I didn't notice much for most of the two weeks. I was a little more tired as the days went on, but it was certainly tolerable if I went to bed earlier. Thursday night however, with one dose left to take for the cycle, I was miserable. I started feeling nauseated early in the evening, about three hours before I was even due to take the meds. It wasn't too bad, just a bit of queasiness. Kevin was off donating platelets, so I just snuggled the baby longer before putting him down, and then I had a bowl of cereal to take the meds (we'd eaten dinner early so Kevin could eat before his appointment). I was in bed by nine and asleep within half an hour (kinda nice!).

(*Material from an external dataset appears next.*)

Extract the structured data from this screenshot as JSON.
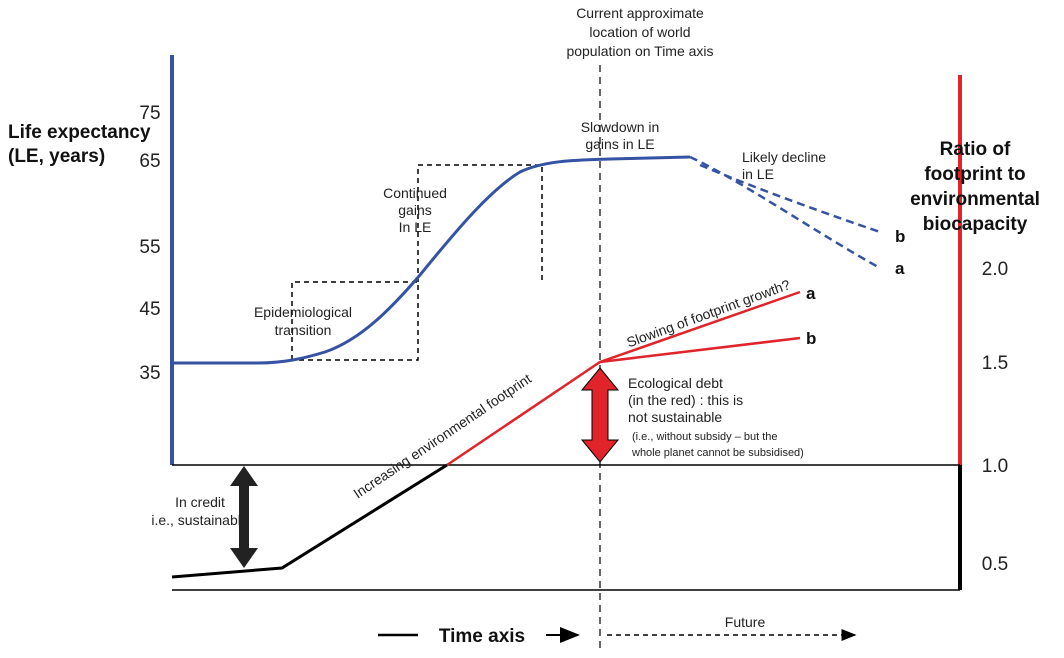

I woke up around one feeling very sick to my stomach. I went into the bathroom, where I had a significant diarrheal episode. As that finished, I started feeling very clammy and lightheaded, so I leaned my head against the wall. I don't know low long I was out; it could have been two seconds or two minutes or ten minutes. I started feeling better almost immediately after coming to, but I still was a little nauseated. I cleaned up and went back to bed. I woke Kevin up and asked him to get my anti-nausea pills and a Gatorade from downstairs. He did, and I took a Zofran, drank a bottle of water, and had a bit of the Gatorade. When I woke up in the morning, I felt back to normal.

I called the clinical research nurse to let her know (I'm supposed to notify them of significant side effects, and besides, the fainting spell was pretty unnerving). She said it was likely a vasovagal response and isn't serious and is caused by a sudden drop in heart rate and blood pressure. She said she'd talk with my oncologist and someone would give me a call back.

I developed a migraine as the morning went on, which I later decided was probably caused by the Zofran (headaches are a common side effect) and the weather changes (because Maryland's weather is ridiculous). I continued to have nausea throughout the day, so I took my Compazine instead of the Zofran, even though it doesn't work quite as well. I had a few more diarrhea spells during the day, but they weren't nearly as bad as the first. By Saturday evening, I was feeling good again.

My hands are super dry again, and I've got a few spots that are cracked and bleedy. It's probably just the normal winter dryness, worsened by my increased use of hand sanitizer, so I'm trying to be super-extra-vigilant about lotioning and wash my hands instead of using sanitizer whenever possible (I usually do that anyway, but diaper changes in particular are times when I use the sanitizer. I need to find an alcohol-free version).

I have also noticed an increase in pain in the soles of my feet, in one spot in particular on my right foot. A common side effect of the capecitabine is hand-foot syndrome, which is a skin rash that can include swelling, redness, pain, and peeling of the skin on the palms of the hands and soles of the feet. I'm really hoping I just stepped on something and have a blister and that it's not the start of this.
The spot that hurts more is in on the ball of my right foot. There's a small spot in the center of a hard-ish lump there, so I'm wondering if I didn't manage to get a splinter somehow. Normally, I'd just dig it out and be done with it, but since I don't know if it's perhaps the start of the rash, I don't want to break the skin. For now, I'm just putting Aquaphor on it whenever I think about it and hoping for the best.